PrologueWhen I think back on the Speak Now album, I get a lump in my throat. I have a feeling it will always be that way, because this period of time was so vibrantly aglow with the last light of the setting sun of my childhood. I made this album, completely self-written, between the ages of 18 and 20. I've spoken about how I feel like those ages are the most emotionally turbulent ones in a person's life. Maybe when I say that, I'm really just talking about myself.
I think they might just be the most idealistic, hopеful years too. At this point in my life, I had relеased my second album, Fearless, it became the breakthrough moment I'd always dreamt of, one that catapulted my career to new realms of success. It had brought with it tidal wave of premises and pitfalls and growing pains. All the while, I was encountering the milestones and checkpoints of normal teenage growth. I had cataclysmic crushes and brushes with heartache, I moved out of my parents' house and set my bags down in a new apartment, I hung photos on my walls and decorated the space where I would sob and cackle and chatter and dream. Sometimes I feel like a grown up, but a lot of the time I just wanted to time travel back to my childhood bed, where my mom would read stories to me until I fell asleep.

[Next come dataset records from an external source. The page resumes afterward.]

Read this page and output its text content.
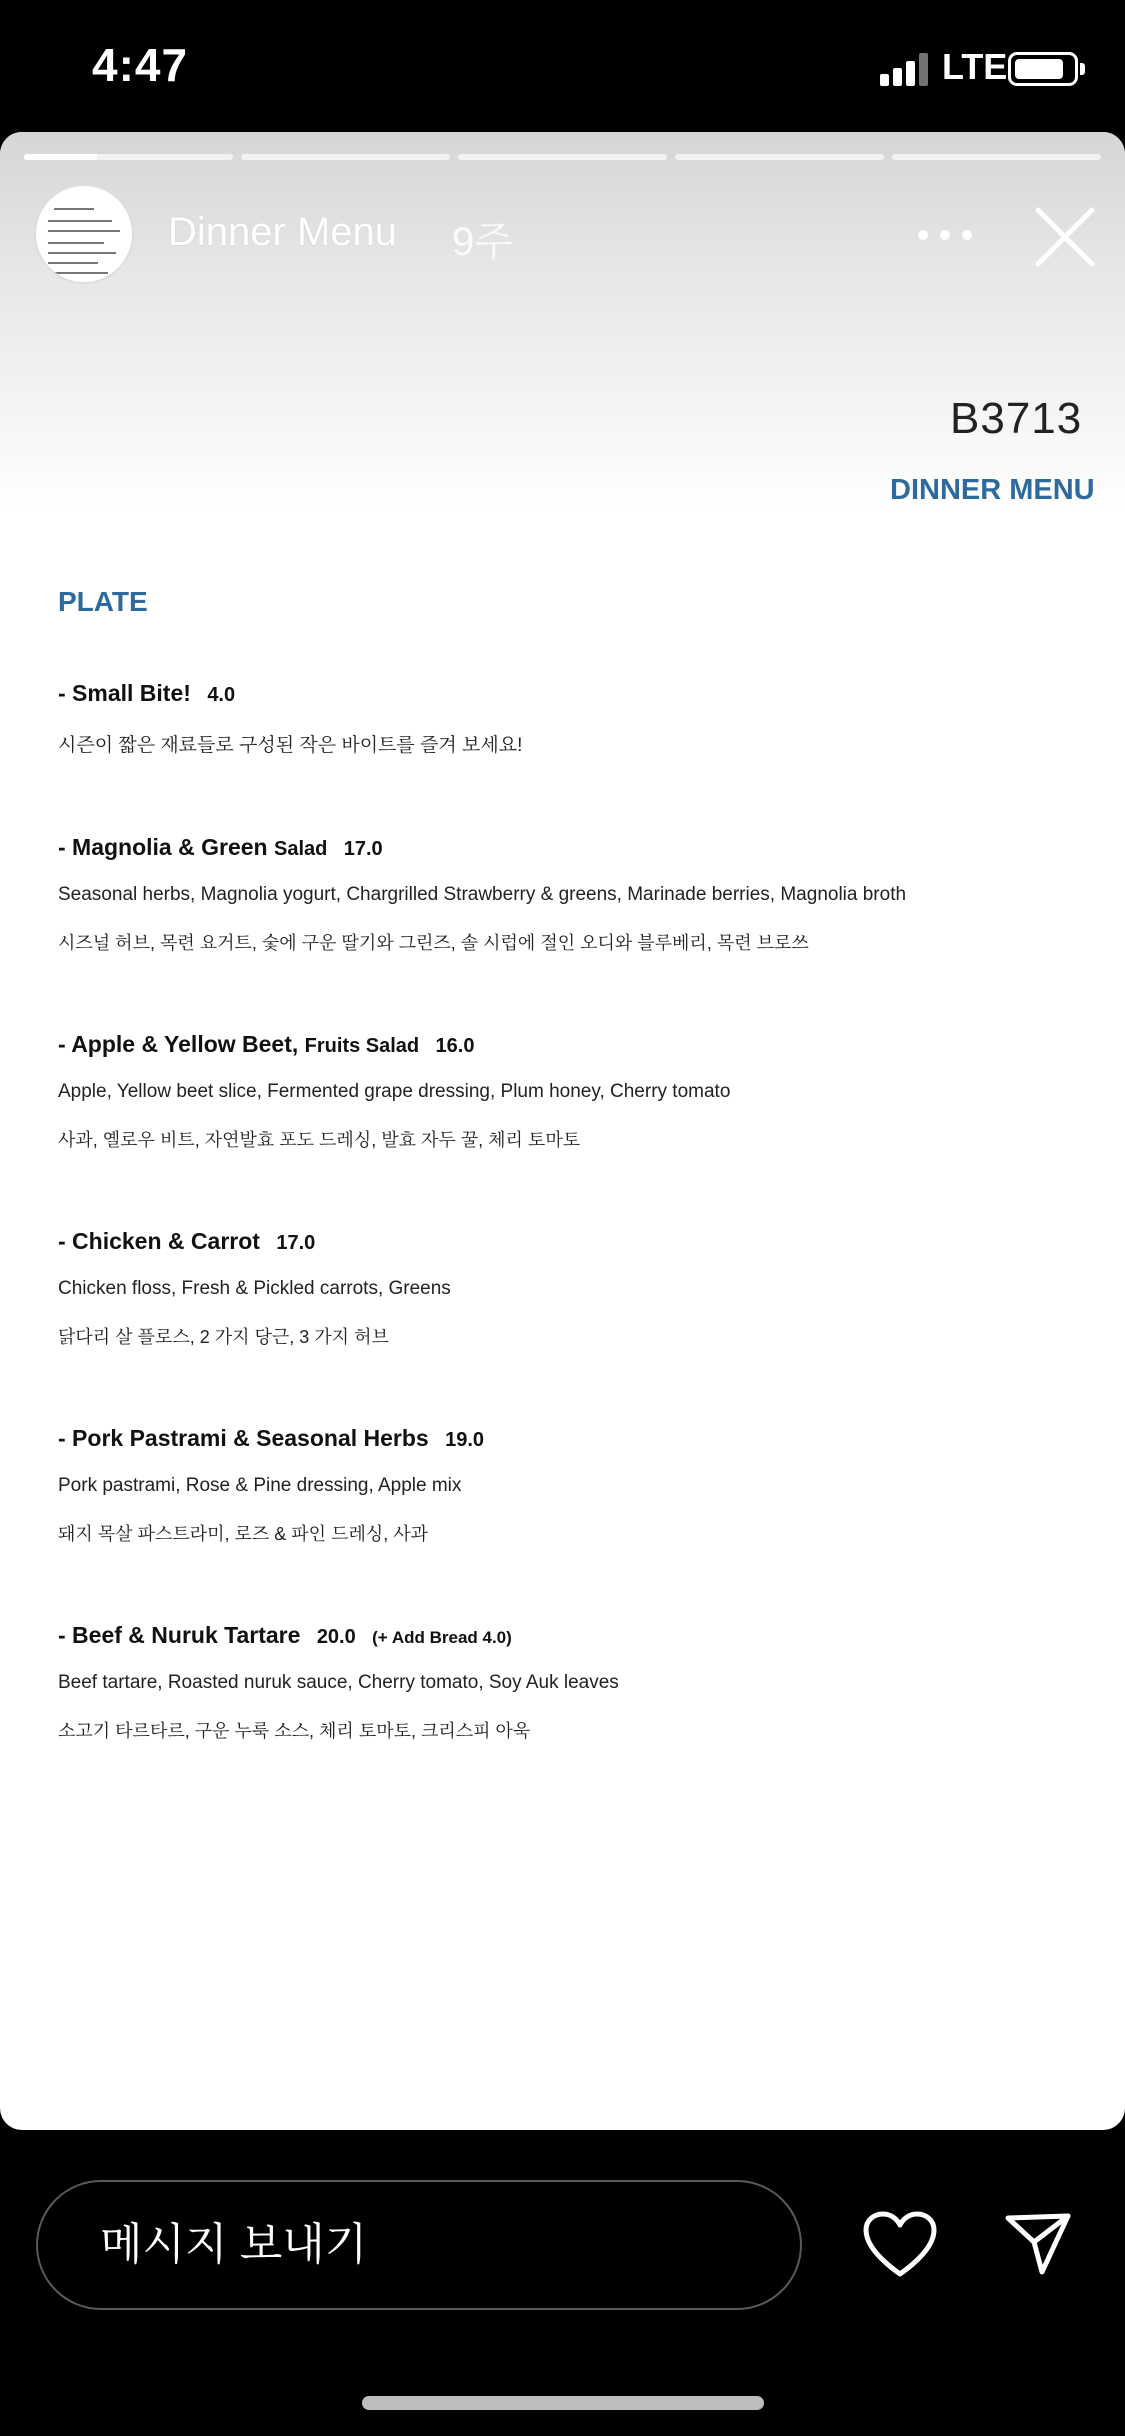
4:47	LTE
Dinner Menu 9주
B3713
DINNER MENU
PLATE
- Small Bite! 4.0
시즌이 짧은 재료들로 구성된 작은 바이트를 즐겨 보세요!
- Magnolia & Green Salad 17.0
Seasonal herbs, Magnolia yogurt, Chargrilled Strawberry & greens, Marinade berries, Magnolia broth
시즈널 허브, 목련 요거트, 숯에 구운 딸기와 그린즈, 솔 시럽에 절인 오디와 블루베리, 목련 브로쓰
- Apple & Yellow Beet, Fruits Salad 16.0
Apple, Yellow beet slice, Fermented grape dressing, Plum honey, Cherry tomato
사과, 옐로우 비트, 자연발효 포도 드레싱, 발효 자두 꿀, 체리 토마토
- Chicken & Carrot 17.0
Chicken floss, Fresh & Pickled carrots, Greens
닭다리 살 플로스, 2 가지 당근, 3 가지 허브
- Pork Pastrami & Seasonal Herbs 19.0
Pork pastrami, Rose & Pine dressing, Apple mix
돼지 목살 파스트라미, 로즈 & 파인 드레싱, 사과
- Beef & Nuruk Tartare 20.0 (+ Add Bread 4.0)
Beef tartare, Roasted nuruk sauce, Cherry tomato, Soy Auk leaves
소고기 타르타르, 구운 누룩 소스, 체리 토마토, 크리스피 아욱
메시지 보내기
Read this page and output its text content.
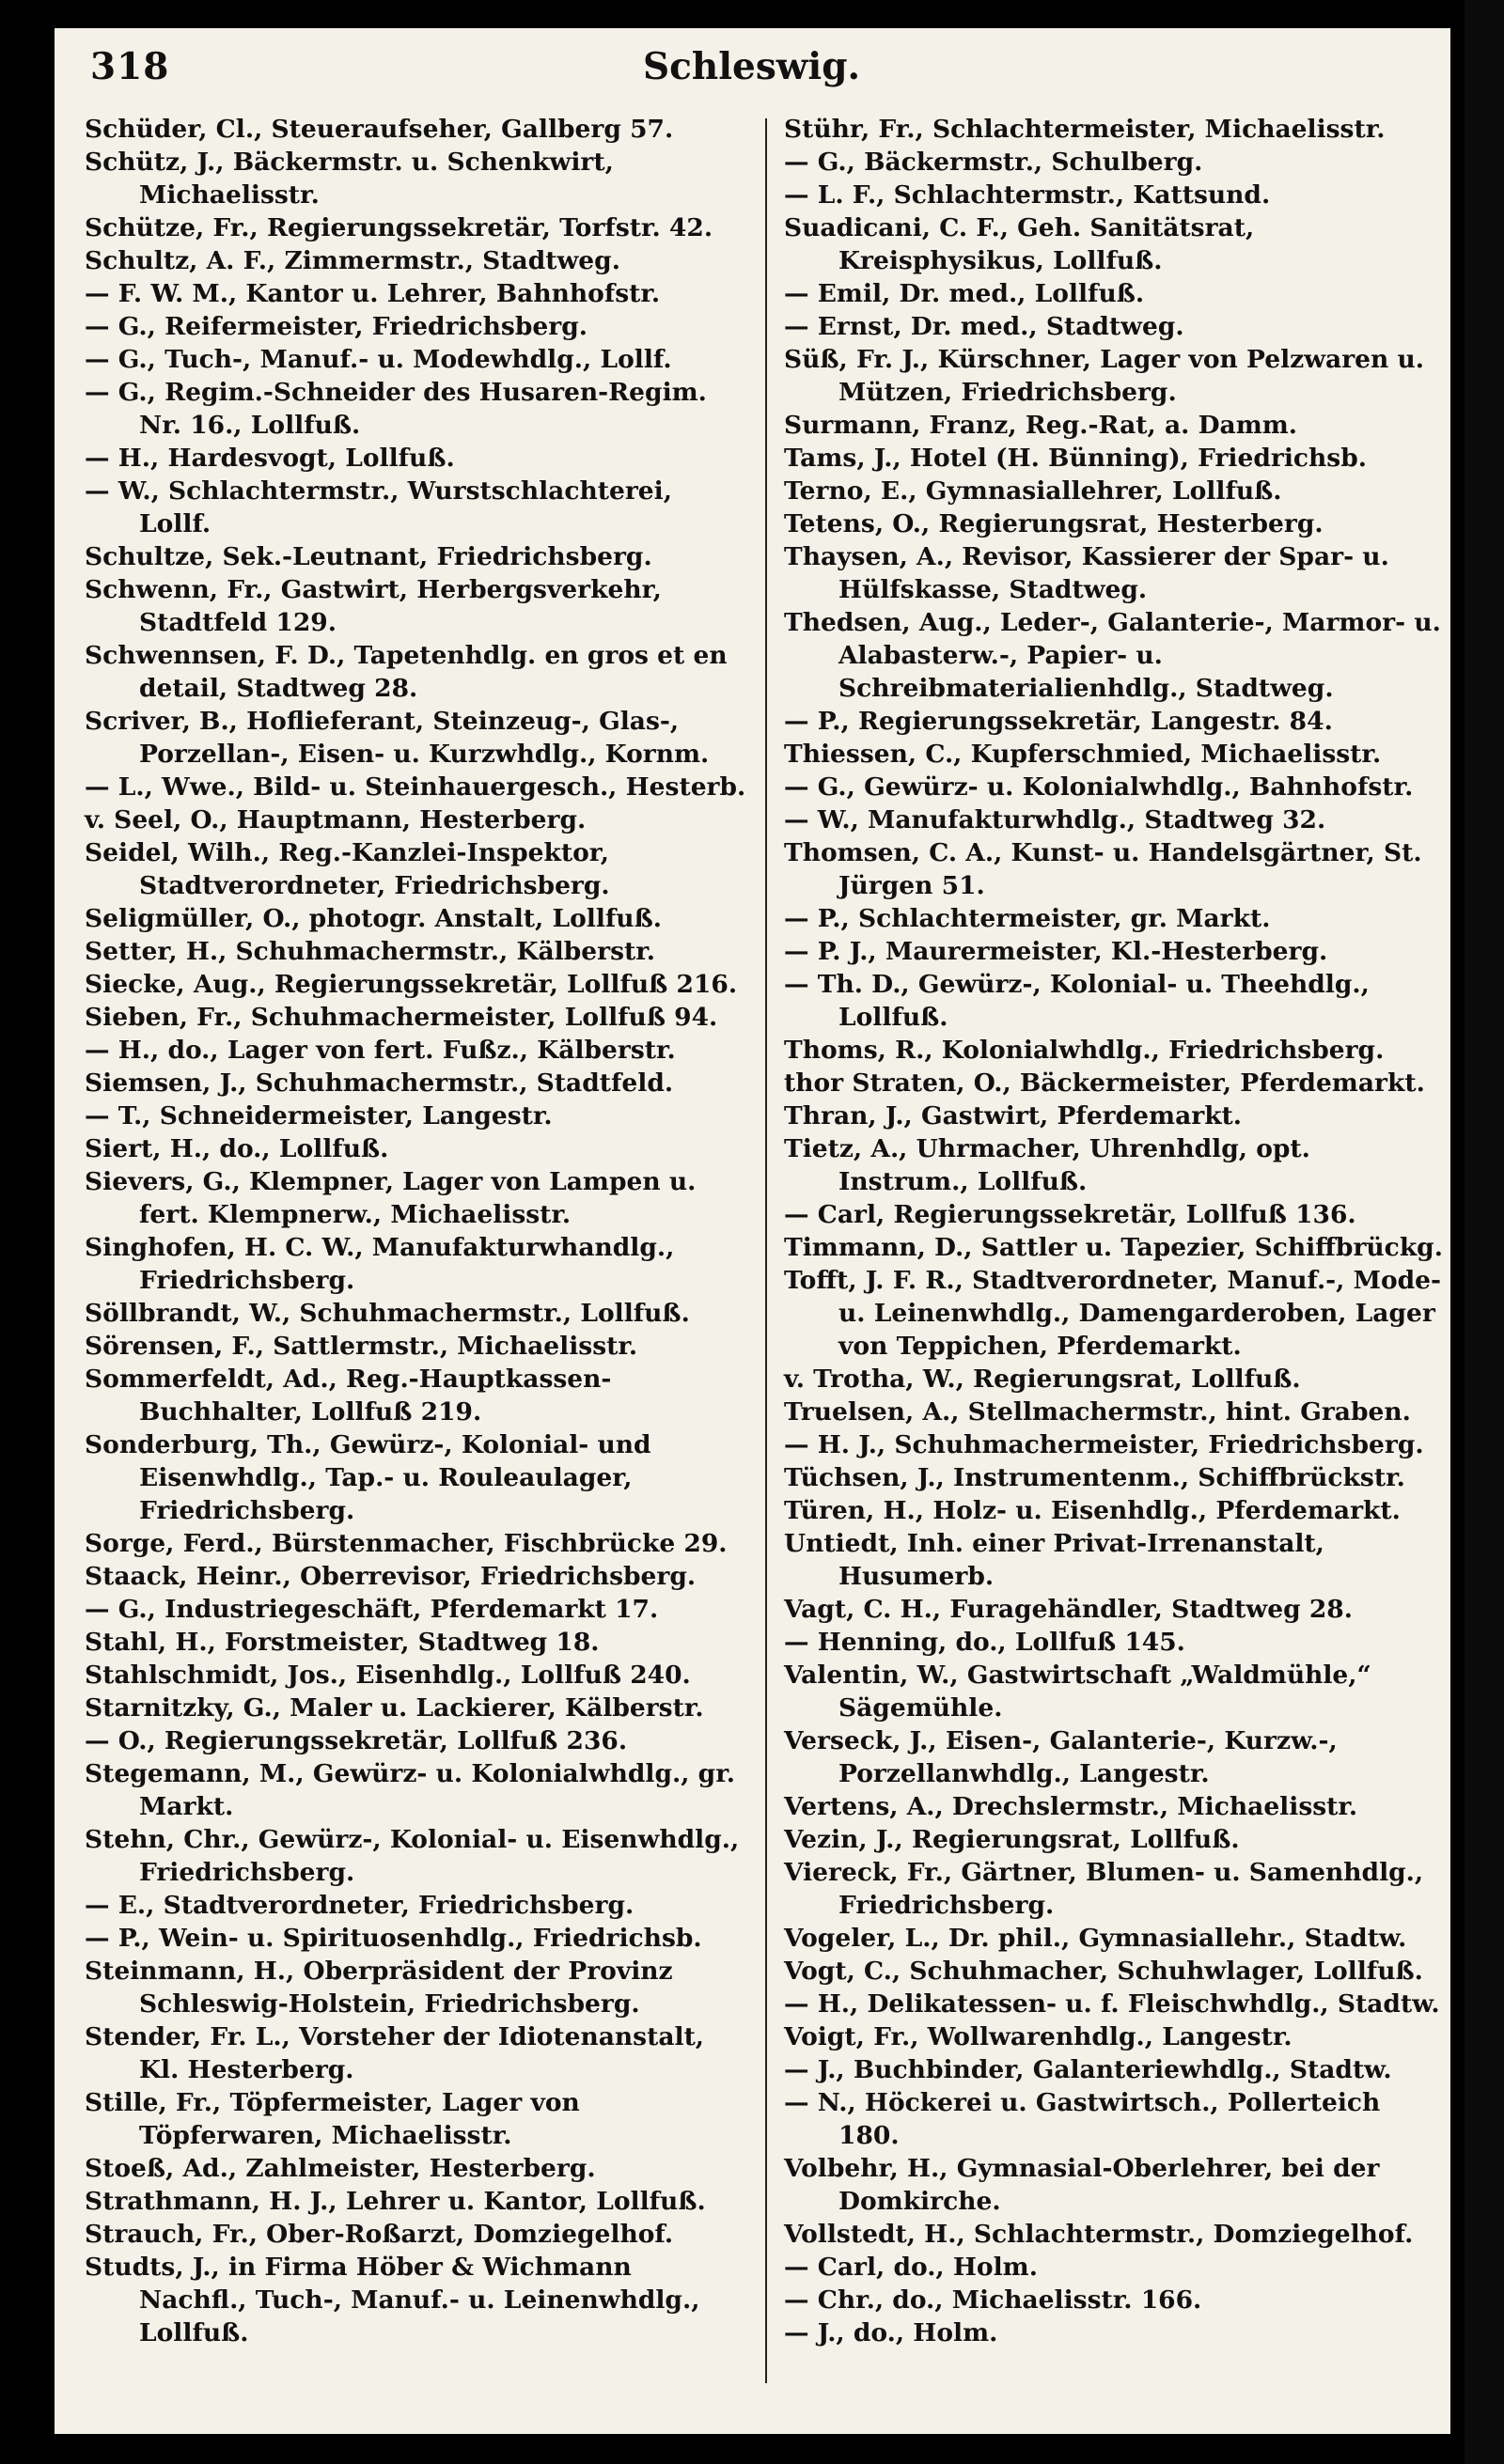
318	Schleswig.

Schüder, Cl., Steueraufseher, Gallberg 57.

Schütz, J., Bäckermstr. u. Schenkwirt, Michaelisstr.

Schütze, Fr., Regierungssekretär, Torfstr. 42.

Schultz, A. F., Zimmermstr., Stadtweg.

— F. W. M., Kantor u. Lehrer, Bahnhofstr.

— G., Reifermeister, Friedrichsberg.

— G., Tuch-, Manuf.- u. Modewhdlg., Lollf.

— G., Regim.-Schneider des Husaren-Regim. Nr. 16., Lollfuß.

— H., Hardesvogt, Lollfuß.

— W., Schlachtermstr., Wurstschlachterei, Lollf.

Schultze, Sek.-Leutnant, Friedrichsberg.

Schwenn, Fr., Gastwirt, Herbergsverkehr, Stadtfeld 129.

Schwennsen, F. D., Tapetenhdlg. en gros et en detail, Stadtweg 28.

Scriver, B., Hoflieferant, Steinzeug-, Glas-, Porzellan-, Eisen- u. Kurzwhdlg., Kornm.

— L., Wwe., Bild- u. Steinhauergesch., Hesterb.

v. Seel, O., Hauptmann, Hesterberg.

Seidel, Wilh., Reg.-Kanzlei-Inspektor, Stadtverordneter, Friedrichsberg.

Seligmüller, O., photogr. Anstalt, Lollfuß.

Setter, H., Schuhmachermstr., Kälberstr.

Siecke, Aug., Regierungssekretär, Lollfuß 216.

Sieben, Fr., Schuhmachermeister, Lollfuß 94.

— H., do., Lager von fert. Fußz., Kälberstr.

Siemsen, J., Schuhmachermstr., Stadtfeld.

— T., Schneidermeister, Langestr.

Siert, H., do., Lollfuß.

Sievers, G., Klempner, Lager von Lampen u. fert. Klempnerw., Michaelisstr.

Singhofen, H. C. W., Manufakturwhandlg., Friedrichsberg.

Söllbrandt, W., Schuhmachermstr., Lollfuß.

Sörensen, F., Sattlermstr., Michaelisstr.

Sommerfeldt, Ad., Reg.-Hauptkassen-Buchhalter, Lollfuß 219.

Sonderburg, Th., Gewürz-, Kolonial- und Eisenwhdlg., Tap.- u. Rouleaulager, Friedrichsberg.

Sorge, Ferd., Bürstenmacher, Fischbrücke 29.

Staack, Heinr., Oberrevisor, Friedrichsberg.

— G., Industriegeschäft, Pferdemarkt 17.

Stahl, H., Forstmeister, Stadtweg 18.

Stahlschmidt, Jos., Eisenhdlg., Lollfuß 240.

Starnitzky, G., Maler u. Lackierer, Kälberstr.

— O., Regierungssekretär, Lollfuß 236.

Stegemann, M., Gewürz- u. Kolonialwhdlg., gr. Markt.

Stehn, Chr., Gewürz-, Kolonial- u. Eisenwhdlg., Friedrichsberg.

— E., Stadtverordneter, Friedrichsberg.

— P., Wein- u. Spirituosenhdlg., Friedrichsb.

Steinmann, H., Oberpräsident der Provinz Schleswig-Holstein, Friedrichsberg.

Stender, Fr. L., Vorsteher der Idiotenanstalt, Kl. Hesterberg.

Stille, Fr., Töpfermeister, Lager von Töpferwaren, Michaelisstr.

Stoeß, Ad., Zahlmeister, Hesterberg.

Strathmann, H. J., Lehrer u. Kantor, Lollfuß.

Strauch, Fr., Ober-Roßarzt, Domziegelhof.

Studts, J., in Firma Höber & Wichmann Nachfl., Tuch-, Manuf.- u. Leinenwhdlg., Lollfuß.

Stühr, Fr., Schlachtermeister, Michaelisstr.

— G., Bäckermstr., Schulberg.

— L. F., Schlachtermstr., Kattsund.

Suadicani, C. F., Geh. Sanitätsrat, Kreisphysikus, Lollfuß.

— Emil, Dr. med., Lollfuß.

— Ernst, Dr. med., Stadtweg.

Süß, Fr. J., Kürschner, Lager von Pelzwaren u. Mützen, Friedrichsberg.

Surmann, Franz, Reg.-Rat, a. Damm.

Tams, J., Hotel (H. Bünning), Friedrichsb.

Terno, E., Gymnasiallehrer, Lollfuß.

Tetens, O., Regierungsrat, Hesterberg.

Thaysen, A., Revisor, Kassierer der Spar- u. Hülfskasse, Stadtweg.

Thedsen, Aug., Leder-, Galanterie-, Marmor- u. Alabasterw.-, Papier- u. Schreibmaterialienhdlg., Stadtweg.

— P., Regierungssekretär, Langestr. 84.

Thiessen, C., Kupferschmied, Michaelisstr.

— G., Gewürz- u. Kolonialwhdlg., Bahnhofstr.

— W., Manufakturwhdlg., Stadtweg 32.

Thomsen, C. A., Kunst- u. Handelsgärtner, St. Jürgen 51.

— P., Schlachtermeister, gr. Markt.

— P. J., Maurermeister, Kl.-Hesterberg.

— Th. D., Gewürz-, Kolonial- u. Theehdlg., Lollfuß.

Thoms, R., Kolonialwhdlg., Friedrichsberg.

thor Straten, O., Bäckermeister, Pferdemarkt.

Thran, J., Gastwirt, Pferdemarkt.

Tietz, A., Uhrmacher, Uhrenhdlg, opt. Instrum., Lollfuß.

— Carl, Regierungssekretär, Lollfuß 136.

Timmann, D., Sattler u. Tapezier, Schiffbrückg.

Tofft, J. F. R., Stadtverordneter, Manuf.-, Mode- u. Leinenwhdlg., Damengarderoben, Lager von Teppichen, Pferdemarkt.

v. Trotha, W., Regierungsrat, Lollfuß.

Truelsen, A., Stellmachermstr., hint. Graben.

— H. J., Schuhmachermeister, Friedrichsberg.

Tüchsen, J., Instrumentenm., Schiffbrückstr.

Türen, H., Holz- u. Eisenhdlg., Pferdemarkt.

Untiedt, Inh. einer Privat-Irrenanstalt, Husumerb.

Vagt, C. H., Furagehändler, Stadtweg 28.

— Henning, do., Lollfuß 145.

Valentin, W., Gastwirtschaft „Waldmühle,“ Sägemühle.

Verseck, J., Eisen-, Galanterie-, Kurzw.-, Porzellanwhdlg., Langestr.

Vertens, A., Drechslermstr., Michaelisstr.

Vezin, J., Regierungsrat, Lollfuß.

Viereck, Fr., Gärtner, Blumen- u. Samenhdlg., Friedrichsberg.

Vogeler, L., Dr. phil., Gymnasiallehr., Stadtw.

Vogt, C., Schuhmacher, Schuhwlager, Lollfuß.

— H., Delikatessen- u. f. Fleischwhdlg., Stadtw.

Voigt, Fr., Wollwarenhdlg., Langestr.

— J., Buchbinder, Galanteriewhdlg., Stadtw.

— N., Höckerei u. Gastwirtsch., Pollerteich 180.

Volbehr, H., Gymnasial-Oberlehrer, bei der Domkirche.

Vollstedt, H., Schlachtermstr., Domziegelhof.

— Carl, do., Holm.

— Chr., do., Michaelisstr. 166.

— J., do., Holm.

In my darker moments, I was tormented by the doubt that swirled loudly around my ascent and my merits as an artist. I was trying to create a follow up to the most awarded country album in history, while staring directly into the face of intense criticism. I had been widely and publicly slammed for my singing voice and was first encountering the infuriating question that is unfortunately still lobbed at me to this day: does she really write her songs?
Spoiler alert: I really, really do.
In the years since, I've developed a thicker skin about public criticism and the cynicism with which some people approach the music I make. At that time, it leveled me. I had these voices in my head telling me that I had the perfect chance and I blew it. I hadn't been good enough, I had given it all and been found wanting.
I wanted to get better, to challenge myself, and to build on my skills as a writer, an artist, and a performer. I didn't want to just be handed respect and acceptance in my field, I wanted to earn it. To try and confront these demons, I underwent extensive vocal training and made a decision that would completely define the album: I decided I would write it entirely on my own. I figured, they couldn't give all the credit to my cowriters if there weren't any. But that posed a new challenge: It really had to be good. If it wasn't, it would be proving my critics right.
I had no idea how much this pain would change me. That this was the beginning of my series of creative choices made by reacting to setbacks with defiance. That my stubbornness in the face of doubters and dissenters would become my coping mechanism through my entire career from that point forward. This exact pattern of enacting my own form of rebellion when I feel broken is exactly why you're reading these very words, and I'm re-releasing this album now.
I went through my first worldwide scandal (the mic-grab seen around the world). I experienced the weirdness of trying to get to know a boy while a swarm of paparazzi surrounds the car. Media contacting my publicist for an official statement on why two teenagers broke up. These are weird experiences to have at any age, but even more surreal when you're 19.
I had the nagging sense that in the most intense moments of my life, I had frozen. I had said nothing publicly, I still don't know if it was an instinct, not wanting to seem impolite, or just ofmverwhelming fear. But I made sure to say it all in these songs. I decided to call the album Speak Now. It was a play on the "speak now or forever hold your peace" moment in weddings, but for me it symbolized a chance to respond to the chatter and commentary around my own life.
Some of these emotional revelations were surprising to people. Some expected anger and instead got compassion and empathy with "Innocent." Some expected a kiss of breakup song but instead got a hand-on-heart apology, "Back to December." It was an album that was the most precious to me because of its vast extremes. It was unfiltered and potent. In my mind, the saddest song I've ever written is "Last Kiss." My most scathing is "Dear John" and my most wistfully romantic is "Enchanted."
I'll be forever proud of setting a goal and seeing it through. I'll always feel shivers all over when I remember singing "Long Live" to close the show every night on tour. The outstretched hands of those bright and beautiful faces of the fans. Their support was like an open palm that reached out and helped me up off the ground when others were, frankly, mean.
These days I make my choices for those people who thought I had been good enough all along. I try to speak my mind when I feel strongly in the moment I feel it. I'm still idealistic and earnest about the music I make, but I'm less crushed when people mock me for it. I know now that one of the bravest things a person can do is create something with unblinking sincerity, to put it all on the line. I still sometimes wish I was a little kid again in a tiny bed before I ever grew up.
I always looked at this album as my album, and the lump in my throat expands to a quivering voice as I say this. Thanks to you, dear reader, it finally will be.
I consider this music to be, along with your faith in me, the best thing that's ever been mine.